45. Pregação de João Batista e Batismo de Jesus.
A divina manifestação.
[…].O mesmo 3 de fevereiro de 1944, à tarde.
45.1Vejo uma planície despovoada, sem cidades e sem vegetação. Não há
campos cultivados, e bem poucos e raros são os arbustos reunidos aqui e ali
em moitas, como uma das famílias vegetais, nos lugares em que o solo, nas
camadas mais profundas está menos árido do que nos outros pontos em geral.
Faça de conta que este terreno chamuscado e inculto esteja à minha direita,
tendo eu o norte às minhas costas, e que ele se prolongue para o lado sul,
em relação a mim.
À esquerda, ao contrário, vejo um rio de margens muito baixas, que
corre lentamente, também ele de norte a sul. Pelo movimento vagaroso da
água, compreendo que não devem existir desníveis em seu leito e que este
rio corre por uma planície de tal maneira plana, que forma uma depressão.
Ali há um movimento apenas suficiente para que a água não fique estagnada
em um pântano. (A água é pouco profunda, tanto que se pode ver o fundo.
Acho que não tem mais do que um metro, no máximo, um metro e meio. Tem
uma largura como a do rio Arno, à altura de S. Miniato-Empoli, eu diria,
de uns vinte metros. Mas eu não tenho olho bom para calcular distâncias).
Também é um rio de águas azuis levemente esverdeadas nas margens, onde
pela umidade do solo há uma vegetação densa e agradável à vista, que já
ficou cansada de olhar a esqualidez das pedras e da areia que se estende
diante dela.
Aquela voz interior[76]
, que eu lhe expliquei que ouço, e que me indica o
que é que devo anotar e saber, me avisa que o que estou vendo é o vale do
Jordão. Eu o chamo de vale, porque é costume falar assim, quando queremos
indicar o lugar por onde corre um rio, mas no caso do Jordão, é impróprio
chamá-lo assim, porque um vale pressupõe montes, e eu aqui não vejo
montes próximos. Mas, em suma, estou junto ao Jordão, e o espaço desolado,
que observo à minha direita é o deserto de Judá. Se falamos em deserto para
querermos dizer um lugar onde não há casas nem trabalhos feitos pelo
homem, está certo, mas não o é segundo o conceito que nós temos do deserto.

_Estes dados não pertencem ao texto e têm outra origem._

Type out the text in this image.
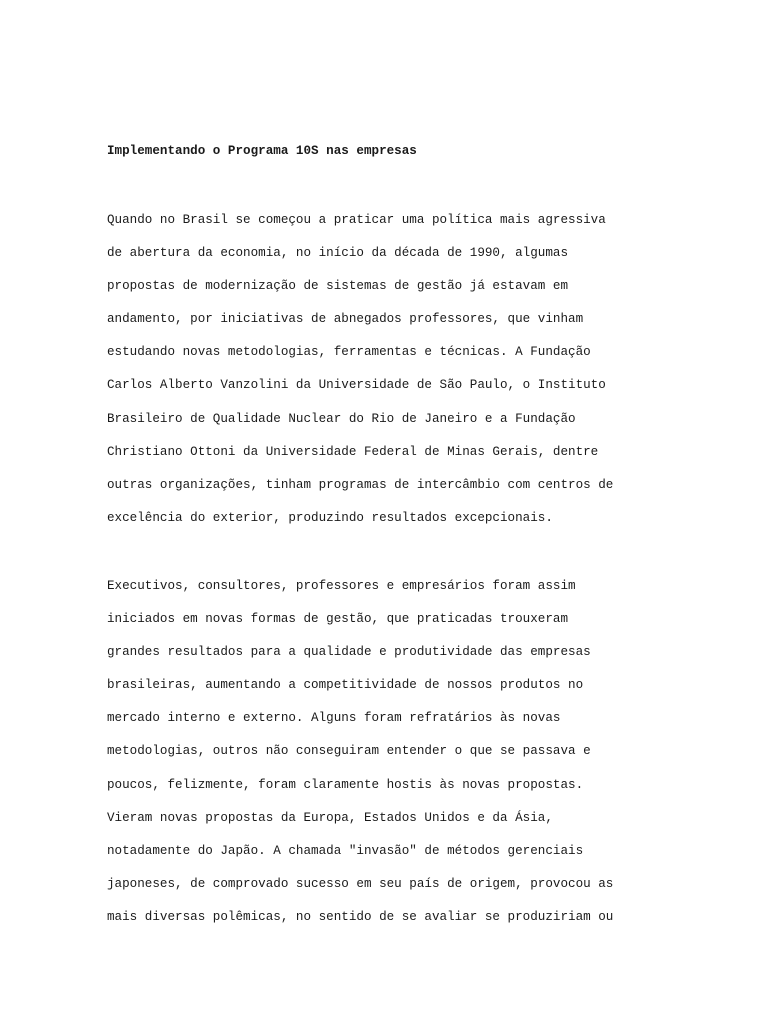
Implementando o Programa 10S nas empresas
Quando no Brasil se começou a praticar uma política mais agressiva
de abertura da economia, no início da década de 1990, algumas
propostas de modernização de sistemas de gestão já estavam em
andamento, por iniciativas de abnegados professores, que vinham
estudando novas metodologias, ferramentas e técnicas. A Fundação
Carlos Alberto Vanzolini da Universidade de São Paulo, o Instituto
Brasileiro de Qualidade Nuclear do Rio de Janeiro e a Fundação
Christiano Ottoni da Universidade Federal de Minas Gerais, dentre
outras organizações, tinham programas de intercâmbio com centros de
excelência do exterior, produzindo resultados excepcionais.
Executivos, consultores, professores e empresários foram assim
iniciados em novas formas de gestão, que praticadas trouxeram
grandes resultados para a qualidade e produtividade das empresas
brasileiras, aumentando a competitividade de nossos produtos no
mercado interno e externo. Alguns foram refratários às novas
metodologias, outros não conseguiram entender o que se passava e
poucos, felizmente, foram claramente hostis às novas propostas.
Vieram novas propostas da Europa, Estados Unidos e da Ásia,
notadamente do Japão. A chamada "invasão" de métodos gerenciais
japoneses, de comprovado sucesso em seu país de origem, provocou as
mais diversas polêmicas, no sentido de se avaliar se produziriam ou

Aqui não há areias onduladas do deserto como nós o concebemos, mas
somente terra nua, com pedras e detritos espalhados, como são os terrenos
aluviais depois de uma cheia. Lá, ao longe, vêem-se algumas colinas.
Também, junto ao Jordão, reina uma grande paz, alguma coisa de
especial e de superior ao comum, igual ao que se sente nas margens do lago
Trasimeno. É um lugar que parece querer fazer-nos pensar em vôos de anjos
e em vozes celestes. Não sei dizer bem o que estou sentindo. Mas me sinto
num lugar que nos fala ao espírito.
45.2Enquanto observo estas coisas, vejo que o cenário vai-se enchendo de
gente, ao longo da margem direita (em relação a mim) do Jordão. Há muitos
homens, vestidos de maneiras diversas. Alguns parecem homens do povo,
outros são ricos e não faltam alguns que parecem ser fariseus, pelas vestes
adornadas com franjas e galões.
No meio deles, em pé sobre um penhasco, está um homem que, ainda que
seja esta primeira vez que o vejo, reconheço logo que é o Batista. Ele fala à
multidão, e eu lhe asseguro que não é uma pregação doce. Jesus chamou[77]
Tiago e João de “os filhos do trovão”. Como chamar, então, este veemente
orador? João Batista merece o nome de raio, avalanche, terremoto, pois o
seu modo de falar e gesticular é muito impetuoso e severo.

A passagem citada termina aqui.